3) I’m Ms My Name! I know what you mean about it seeming frumpy as that’s what people seem to think. Ms as a title was suggested as a feminist way forward so that you didn’t embarrass yourself or the woman by calling her by the wrong title. It’s unfair men are only Mr and women are expected to have their marital status identifiable by their title – ugh. People seem to think Ms is for divorcees but that isn’t the case at all. If I’d had realised I could be called Ms without it being a legal thing then I’d have changed my title as a teenager! I love being Ms, it makes me feel secure and I’m proud I’ve kept my own name because it’s rare, I love it and Darling Husband and I are feminists.
It’s worth considering what surname you’ll give any little ones. As I intended to keep my name I told Darling Husband I wouldn’t want him to assume any children would take his name. He entirely understands and we’ve since decided any children will have my name. Mine is rare and there aren’t many of us left. It’s unlikely my siblings will have children to carry on the name and Darling Husband has a nephew with his common family name.
Just my two pennies worth!
Post # 70
llevinso: Oh no, I hate the personalised stuff! It was our first Christmas married and I had my fingers crossed we didn’t receive anything with his surname on it. Thankfully that didn’t happen because I really didn’t know what to do with it.
The worst was Mr and Mrs cards when actually we’re Dr and Ms! We can just about live with that. I have the sneaking suspicion my Mother-In-Law hasn’t bothered to tell anyone I’ve kept my name…all of the cards from her family were addressed Mr and Mrs His Surname, or worse Mr and Mrs His Full Name – no I have not been subsumed into my husband’s name, but thanks!
Divorce: another reason to keep your own name 😉
Post # 71
Ugh, if anyone ever refers to me as Mrs. HisFirst HisLast they will get a. stern. lecture.
It’s 2016, people need to stop doing that.

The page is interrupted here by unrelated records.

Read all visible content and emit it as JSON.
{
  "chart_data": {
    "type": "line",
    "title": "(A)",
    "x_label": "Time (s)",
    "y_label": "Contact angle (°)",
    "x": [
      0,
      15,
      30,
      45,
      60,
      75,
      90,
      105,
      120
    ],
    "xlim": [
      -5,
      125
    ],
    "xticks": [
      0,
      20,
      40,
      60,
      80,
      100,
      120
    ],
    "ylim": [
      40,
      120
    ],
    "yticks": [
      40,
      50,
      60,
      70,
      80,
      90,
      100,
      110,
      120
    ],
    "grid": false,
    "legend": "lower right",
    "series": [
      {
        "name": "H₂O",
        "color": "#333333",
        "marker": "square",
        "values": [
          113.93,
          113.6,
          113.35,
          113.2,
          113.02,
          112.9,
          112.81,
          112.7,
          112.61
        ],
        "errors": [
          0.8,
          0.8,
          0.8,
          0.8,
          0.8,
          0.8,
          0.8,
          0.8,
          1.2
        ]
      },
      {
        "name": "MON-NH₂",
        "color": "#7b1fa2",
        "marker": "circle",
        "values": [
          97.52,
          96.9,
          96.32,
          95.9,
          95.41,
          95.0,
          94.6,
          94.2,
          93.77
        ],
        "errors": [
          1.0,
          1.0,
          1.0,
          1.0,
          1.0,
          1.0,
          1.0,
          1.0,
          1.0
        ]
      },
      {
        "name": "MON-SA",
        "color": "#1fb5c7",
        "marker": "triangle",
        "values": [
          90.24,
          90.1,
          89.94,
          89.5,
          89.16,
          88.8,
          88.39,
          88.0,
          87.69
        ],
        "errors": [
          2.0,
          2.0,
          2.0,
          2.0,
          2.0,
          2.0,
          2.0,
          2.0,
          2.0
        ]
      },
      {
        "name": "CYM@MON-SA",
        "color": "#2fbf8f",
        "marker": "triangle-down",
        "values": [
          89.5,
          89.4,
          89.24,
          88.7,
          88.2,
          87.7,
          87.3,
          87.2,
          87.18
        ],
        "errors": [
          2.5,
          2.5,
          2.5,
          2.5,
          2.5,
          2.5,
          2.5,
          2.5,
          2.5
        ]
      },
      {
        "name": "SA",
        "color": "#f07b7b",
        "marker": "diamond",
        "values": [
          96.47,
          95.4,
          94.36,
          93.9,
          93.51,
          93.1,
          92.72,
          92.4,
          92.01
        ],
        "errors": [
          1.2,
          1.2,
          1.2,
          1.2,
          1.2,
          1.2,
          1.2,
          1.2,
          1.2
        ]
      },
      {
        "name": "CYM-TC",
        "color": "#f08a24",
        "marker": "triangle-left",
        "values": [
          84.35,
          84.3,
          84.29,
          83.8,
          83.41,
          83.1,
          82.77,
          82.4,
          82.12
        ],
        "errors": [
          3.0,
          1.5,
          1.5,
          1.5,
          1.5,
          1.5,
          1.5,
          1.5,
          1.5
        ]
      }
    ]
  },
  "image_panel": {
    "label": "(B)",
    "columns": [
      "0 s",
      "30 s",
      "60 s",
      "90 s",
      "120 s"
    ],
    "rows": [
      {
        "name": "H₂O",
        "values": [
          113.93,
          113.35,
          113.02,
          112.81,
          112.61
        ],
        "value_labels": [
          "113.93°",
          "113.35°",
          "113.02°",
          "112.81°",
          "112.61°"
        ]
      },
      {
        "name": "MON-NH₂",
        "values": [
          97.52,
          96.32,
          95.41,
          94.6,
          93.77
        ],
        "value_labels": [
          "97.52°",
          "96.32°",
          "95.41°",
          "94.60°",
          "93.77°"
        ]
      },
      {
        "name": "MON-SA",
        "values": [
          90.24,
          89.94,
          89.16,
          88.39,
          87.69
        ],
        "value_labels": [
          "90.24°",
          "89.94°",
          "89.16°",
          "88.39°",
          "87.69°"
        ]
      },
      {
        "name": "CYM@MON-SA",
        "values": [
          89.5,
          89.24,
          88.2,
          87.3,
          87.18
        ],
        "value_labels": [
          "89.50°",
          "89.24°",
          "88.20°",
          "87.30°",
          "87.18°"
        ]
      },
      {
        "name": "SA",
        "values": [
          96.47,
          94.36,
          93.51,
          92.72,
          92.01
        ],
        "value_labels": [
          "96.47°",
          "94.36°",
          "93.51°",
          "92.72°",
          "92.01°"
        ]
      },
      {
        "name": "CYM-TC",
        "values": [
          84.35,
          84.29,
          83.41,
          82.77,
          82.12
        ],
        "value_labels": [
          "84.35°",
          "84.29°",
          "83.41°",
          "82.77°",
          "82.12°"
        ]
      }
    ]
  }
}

I think my Fiance and I have decided that we’ll each take each other’s last names as our middle names. So I’ll be MyFirst HisLast MyLast and he’ll be HisFirst MyLast HisLast.
Post # 72
Soon after we were married we received an invite to a his friend’s wedding for Mr. and Mrs. Hisfirst Hislast. I groaned about it big time. He send the RSVP back saying that he’d fixed my name, but I wasn’t sure they would notice. They did, and I loved seeing our place card for Dr. Myfirst Mylast and Mr. Hisfirst Hislast!
Another friend of his sent us a cheese board with his initial on it. It’s really lovely, and I know all of these things are coming from a good place, but I still get annoyed that the assumption is that I will change my name.